Le débat qui oppose les mangeurs de viande et les végétariens ne peut éviter l’idéal essentialiste de l’homme à travers lequel il est, grâce à un darwinisme simpliste et simplifié, placé naturellement en haut d’une chaîne alimentaire. Les défenseurs du carnivorisme n’hésitent jamais à invoquer la nature biologique de l’homme, son essence animale, dont le caractère le plus original car le plus ancestral serait celui que l’on partage encore avec notre grand ancêtre : l’homme des cavernes, l’hominidé chasseur de viande. Loin de moi l’idée de vouloir refaire l’histoire, la préhistoire ou la paléontologie, posons-nous simplement ces quelques questions : qu’avons-nous aujourd’hui encore en commun avec cette projection historique d’une espèce d’hominidés chasseuse de proies ? Jusqu’où peut-on pousser cette comparaison, sur le plan social, biologique, philosophique ? Notre évolution phylogénétique suit-elle le développement, le déroulement, le dévoilement d’une quelconque essence ? Ne sommes-nous seulement que la réalisation d’une nature définie, finie ? Peut-on au contraire un jour enfin espérer s’affranchir de l’idée de nature des choses en soi et penser l’homme moderne comme un produit de sa subjectivité, de son monde, de ses relations sociales, de ses représentations intellectuelles et sensibles ?

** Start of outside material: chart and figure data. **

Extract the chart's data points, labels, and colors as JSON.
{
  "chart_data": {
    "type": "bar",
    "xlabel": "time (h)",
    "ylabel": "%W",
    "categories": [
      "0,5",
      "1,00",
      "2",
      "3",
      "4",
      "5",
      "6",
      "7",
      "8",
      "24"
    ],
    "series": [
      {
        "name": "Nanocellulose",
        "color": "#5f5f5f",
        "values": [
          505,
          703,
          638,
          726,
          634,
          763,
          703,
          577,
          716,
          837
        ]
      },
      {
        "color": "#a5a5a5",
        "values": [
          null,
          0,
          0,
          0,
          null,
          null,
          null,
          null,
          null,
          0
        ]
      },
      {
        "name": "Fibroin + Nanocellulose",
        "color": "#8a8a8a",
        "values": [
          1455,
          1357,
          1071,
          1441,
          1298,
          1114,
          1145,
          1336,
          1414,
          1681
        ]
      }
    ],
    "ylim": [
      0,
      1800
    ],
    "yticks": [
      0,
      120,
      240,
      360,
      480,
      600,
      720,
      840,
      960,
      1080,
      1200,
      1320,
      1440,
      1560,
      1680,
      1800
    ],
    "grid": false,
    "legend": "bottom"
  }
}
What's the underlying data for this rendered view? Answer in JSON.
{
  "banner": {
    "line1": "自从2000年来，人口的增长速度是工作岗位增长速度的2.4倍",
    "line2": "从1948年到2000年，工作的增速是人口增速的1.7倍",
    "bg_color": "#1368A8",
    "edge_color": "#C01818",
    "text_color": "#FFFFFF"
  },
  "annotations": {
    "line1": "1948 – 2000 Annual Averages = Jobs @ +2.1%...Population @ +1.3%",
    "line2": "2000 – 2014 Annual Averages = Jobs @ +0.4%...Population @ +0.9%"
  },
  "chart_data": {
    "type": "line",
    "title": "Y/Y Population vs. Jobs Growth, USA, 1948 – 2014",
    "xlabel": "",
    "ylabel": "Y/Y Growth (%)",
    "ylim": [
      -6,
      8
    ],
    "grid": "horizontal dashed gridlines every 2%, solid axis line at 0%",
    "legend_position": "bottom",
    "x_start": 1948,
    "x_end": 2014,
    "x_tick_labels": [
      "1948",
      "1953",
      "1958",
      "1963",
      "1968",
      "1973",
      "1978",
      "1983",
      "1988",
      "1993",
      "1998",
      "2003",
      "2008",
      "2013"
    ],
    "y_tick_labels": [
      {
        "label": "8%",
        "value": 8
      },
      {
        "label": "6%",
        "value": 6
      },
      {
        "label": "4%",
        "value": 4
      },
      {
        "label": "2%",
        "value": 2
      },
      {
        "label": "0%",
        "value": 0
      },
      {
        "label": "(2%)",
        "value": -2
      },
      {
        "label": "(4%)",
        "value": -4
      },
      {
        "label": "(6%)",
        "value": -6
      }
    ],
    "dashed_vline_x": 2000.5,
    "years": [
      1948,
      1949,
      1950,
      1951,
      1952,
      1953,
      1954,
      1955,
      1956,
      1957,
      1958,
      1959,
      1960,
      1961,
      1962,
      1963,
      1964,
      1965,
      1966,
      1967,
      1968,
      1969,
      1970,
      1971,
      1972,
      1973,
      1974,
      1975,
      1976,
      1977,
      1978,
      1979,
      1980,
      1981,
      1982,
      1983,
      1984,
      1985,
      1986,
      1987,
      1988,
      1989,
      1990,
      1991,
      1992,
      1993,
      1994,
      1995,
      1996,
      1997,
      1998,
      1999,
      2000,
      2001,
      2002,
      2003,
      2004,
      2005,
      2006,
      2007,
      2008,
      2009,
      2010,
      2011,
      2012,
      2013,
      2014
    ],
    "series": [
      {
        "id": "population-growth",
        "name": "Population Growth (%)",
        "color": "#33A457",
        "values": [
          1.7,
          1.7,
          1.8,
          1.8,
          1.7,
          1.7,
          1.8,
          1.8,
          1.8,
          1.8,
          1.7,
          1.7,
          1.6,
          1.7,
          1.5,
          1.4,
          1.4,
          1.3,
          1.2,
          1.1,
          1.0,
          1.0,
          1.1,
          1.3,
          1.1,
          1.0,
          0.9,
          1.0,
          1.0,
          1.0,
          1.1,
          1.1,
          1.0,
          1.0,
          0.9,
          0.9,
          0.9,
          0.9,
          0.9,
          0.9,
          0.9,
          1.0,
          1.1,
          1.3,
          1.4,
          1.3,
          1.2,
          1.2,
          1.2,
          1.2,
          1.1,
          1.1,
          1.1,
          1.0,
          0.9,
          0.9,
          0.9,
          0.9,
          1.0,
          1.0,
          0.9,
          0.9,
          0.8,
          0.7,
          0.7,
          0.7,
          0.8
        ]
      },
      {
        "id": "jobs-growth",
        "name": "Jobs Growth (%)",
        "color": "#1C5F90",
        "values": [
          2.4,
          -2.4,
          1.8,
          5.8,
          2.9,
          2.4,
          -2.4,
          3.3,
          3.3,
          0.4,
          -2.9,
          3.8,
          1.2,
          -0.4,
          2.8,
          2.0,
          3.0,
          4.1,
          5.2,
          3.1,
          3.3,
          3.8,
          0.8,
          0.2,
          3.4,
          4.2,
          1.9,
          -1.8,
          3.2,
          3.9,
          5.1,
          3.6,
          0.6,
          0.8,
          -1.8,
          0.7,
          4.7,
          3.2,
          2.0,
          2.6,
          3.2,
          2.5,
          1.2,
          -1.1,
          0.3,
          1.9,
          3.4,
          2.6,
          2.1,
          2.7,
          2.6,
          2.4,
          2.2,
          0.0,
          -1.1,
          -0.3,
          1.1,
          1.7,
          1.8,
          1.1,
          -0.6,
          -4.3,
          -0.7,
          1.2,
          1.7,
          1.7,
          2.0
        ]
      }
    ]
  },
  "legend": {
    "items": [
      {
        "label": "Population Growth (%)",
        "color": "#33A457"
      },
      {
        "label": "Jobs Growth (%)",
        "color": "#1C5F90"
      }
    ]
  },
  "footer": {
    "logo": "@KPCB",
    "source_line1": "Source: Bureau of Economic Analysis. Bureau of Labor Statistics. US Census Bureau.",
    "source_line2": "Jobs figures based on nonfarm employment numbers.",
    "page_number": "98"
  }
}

« L’homme devrait continuer à manger de la viande parce que c’est ce qu’il fait et c’est ce qu’il a toujours fait ». Il y a dans cette phrase qui revient comme une prière quelque chose de pas très logique derrière l’implicite nécessité… Premièrement vouloir assurer le droit ou le devoir moral par le fait est fortement contestable d’un point de vue philosophique ou politique c’est une justification dans le vent. Les questions d’éthique ne peuvent se contenter de suivre des descriptions mais cherchent à établir les prescriptions pratiques. Ensuite, si l’homme mange de la viande, certes certains le font c’est le cas de la majorité, ça ne concerne pas la totalité de l’humanité. La consommation de viande n’a pas toujours été pour tout le monde une nécessité mais surtout un luxe et le simple fait qu’une partie de la population soit végétarienne par conviction ou par condition suffit à remettre en cause l’idée d’une nécessité. Troisièmement si nous affirmons que l’homme a toujours mangé de la viande, nous supposons une histoire de l’homme. Doit-on alors faire commencer l’humanité à partir du moment où un singe aurait chassé une autre bête (ou un individu de son espèce) ? De quoi parle-t-on quand on parle de l’homme ? Ce qui nous renvoie à notre question première et cette idée d’un mythe du chasseur. A quel point peut-on parler d’humanité quand on parle du « premier homme » ? Enfin… admettons que ce soit le cas, que nous définissions homme cet être poilu, fièrement dressé sur ses pattes arrières, avec ses pouces opposables et sa boîte crânienne proéminente. Nous serions d’accord pour décrire une expérience de chasse mettant en rapport l’individu humain avec l’animal chassé dans une dynamique d’opposition violente, de survie, entraînant la mort directe par la volonté du tueur. Cette volonté de tueur n’est pas à nier, elle est même sûrement indéniable car majeure partie du package miracle qui fait de l’homme un être à part. Mais sommes-nous encore des hommes comme ça ?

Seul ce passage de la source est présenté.